Enviada em 14/08/2020

Identifica-se como xenofobia qualquer forma de violência que seja baseada nas diferenças geográficas, étnicas ou linguísticas. Levam-se em conta alguns pontos para definir quem são as pessoas que estão mais suscetíveis a suportar essa violência, sendo cultura, classe social, religião e cor os principais motivos. Entretanto, pode ocorrer também entre pessoas de determinada etnia em um mesmo país por terem costumes e cultura diferentes das demais.

A xenofobia no Brasil ocorre como, por exemplo, no preconceito com nordestinos, aos cearenses por fazerem piadas se referido a eles como “cabeças chatas” e ainda há quem associe aos baianos a preguiça constante. O Brasil é um país estruturalmente racista, e devido a isso, a raça torna-se um dos critérios que se destacam na porcentagem de pessoas sujeitas a sofrer esse prejulgamento, ou seja, estrangeiros brancos vindos de países desenvolvidos são tratados de forma diferenciada em relação aos imigrantes não-brancos de países considerados pobres.

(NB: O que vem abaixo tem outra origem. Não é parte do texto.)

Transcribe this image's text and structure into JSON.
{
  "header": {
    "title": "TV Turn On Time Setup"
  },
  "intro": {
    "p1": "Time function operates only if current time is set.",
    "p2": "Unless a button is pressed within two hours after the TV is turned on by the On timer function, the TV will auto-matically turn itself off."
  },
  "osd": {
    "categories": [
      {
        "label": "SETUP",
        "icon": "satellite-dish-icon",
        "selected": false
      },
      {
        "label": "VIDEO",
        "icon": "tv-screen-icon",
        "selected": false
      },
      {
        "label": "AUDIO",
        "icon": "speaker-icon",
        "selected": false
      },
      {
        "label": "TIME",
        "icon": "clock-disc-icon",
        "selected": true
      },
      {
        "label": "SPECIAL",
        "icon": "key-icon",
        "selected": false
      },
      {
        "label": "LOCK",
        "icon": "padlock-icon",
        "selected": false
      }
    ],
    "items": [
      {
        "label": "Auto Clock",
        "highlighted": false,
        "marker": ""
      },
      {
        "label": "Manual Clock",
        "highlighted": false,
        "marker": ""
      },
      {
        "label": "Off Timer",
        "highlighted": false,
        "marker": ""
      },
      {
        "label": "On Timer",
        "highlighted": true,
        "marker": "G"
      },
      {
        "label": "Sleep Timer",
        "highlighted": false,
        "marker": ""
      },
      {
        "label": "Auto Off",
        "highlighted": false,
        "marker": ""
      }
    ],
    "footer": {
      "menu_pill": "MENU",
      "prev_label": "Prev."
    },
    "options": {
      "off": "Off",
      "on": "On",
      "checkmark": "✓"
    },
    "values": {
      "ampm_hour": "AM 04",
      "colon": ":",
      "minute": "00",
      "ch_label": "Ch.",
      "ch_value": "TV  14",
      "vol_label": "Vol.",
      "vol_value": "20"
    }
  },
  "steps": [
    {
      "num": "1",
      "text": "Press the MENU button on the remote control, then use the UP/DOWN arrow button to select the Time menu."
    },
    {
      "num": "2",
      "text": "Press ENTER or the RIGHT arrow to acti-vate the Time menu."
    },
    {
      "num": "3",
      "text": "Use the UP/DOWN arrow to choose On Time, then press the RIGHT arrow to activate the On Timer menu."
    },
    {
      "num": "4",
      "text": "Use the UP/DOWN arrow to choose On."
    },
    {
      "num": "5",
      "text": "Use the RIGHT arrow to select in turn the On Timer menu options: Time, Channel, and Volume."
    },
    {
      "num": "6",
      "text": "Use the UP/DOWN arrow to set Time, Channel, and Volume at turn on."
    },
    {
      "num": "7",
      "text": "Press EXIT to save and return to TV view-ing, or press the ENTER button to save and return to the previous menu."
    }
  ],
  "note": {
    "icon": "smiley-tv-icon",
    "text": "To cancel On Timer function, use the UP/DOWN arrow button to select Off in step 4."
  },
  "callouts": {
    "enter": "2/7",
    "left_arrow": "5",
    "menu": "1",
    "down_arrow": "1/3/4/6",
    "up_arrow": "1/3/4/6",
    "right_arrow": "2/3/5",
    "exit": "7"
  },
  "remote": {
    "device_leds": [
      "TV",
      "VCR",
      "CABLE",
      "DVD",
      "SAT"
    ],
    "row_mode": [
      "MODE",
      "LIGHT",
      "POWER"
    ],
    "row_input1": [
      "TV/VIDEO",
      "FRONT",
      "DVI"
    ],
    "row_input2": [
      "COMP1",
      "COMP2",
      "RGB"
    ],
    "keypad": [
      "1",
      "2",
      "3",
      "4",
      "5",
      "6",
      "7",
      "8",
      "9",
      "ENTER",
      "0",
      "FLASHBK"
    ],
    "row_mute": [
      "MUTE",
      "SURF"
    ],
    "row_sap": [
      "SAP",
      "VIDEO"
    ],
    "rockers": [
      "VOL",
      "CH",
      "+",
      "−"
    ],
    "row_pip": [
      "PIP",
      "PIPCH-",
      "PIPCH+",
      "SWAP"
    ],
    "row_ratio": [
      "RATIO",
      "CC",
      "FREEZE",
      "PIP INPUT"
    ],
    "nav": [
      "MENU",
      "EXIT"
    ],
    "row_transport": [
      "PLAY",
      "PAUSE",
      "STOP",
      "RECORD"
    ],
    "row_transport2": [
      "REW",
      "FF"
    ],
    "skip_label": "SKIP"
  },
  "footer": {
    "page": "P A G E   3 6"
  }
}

Atualmente no estado de Roraima houve um fluxo de entrada de imigrantes venezuelanos fugindo de uma crise na economia. Com isso, alguns tiveram de suportar violências, como, por exemplo, suas casas incendiadas, trabalho escravo e até tráfico de pessoas e também, há o sentimento de ameaça econômica, que os fazem pensar que imigrantes são uma ameaça ao sucesso econômico do brasileiro e que poderiam ocupar suas vagas de trabalho. De acordo com o Estatuto do Estrangeiro, redigido no período da ditadura, o estrangeiro era visto como ameaça a segurança pública e nacional, no entanto, foi rompido quando em 2017 houve a aprovação da lei de imigração, onde a mesma não permite que imigrantes sejam presos por estarem em situação irregular no país.

Em virtude do que foi mencionado, mostra-se necessária que o governo mostre a efetividade da lei de imigração, visto que a mesma prevê um órgão especializado para atender as necessidades dos imigrantes e refugiados, para que tenham uma boa integração na sociedade e fiquem menos vulneráveis e invisibilizados. Além disso, apresentar propostas educativas, que façam com que sentimentos de ódio não tomem conta da população brasileira.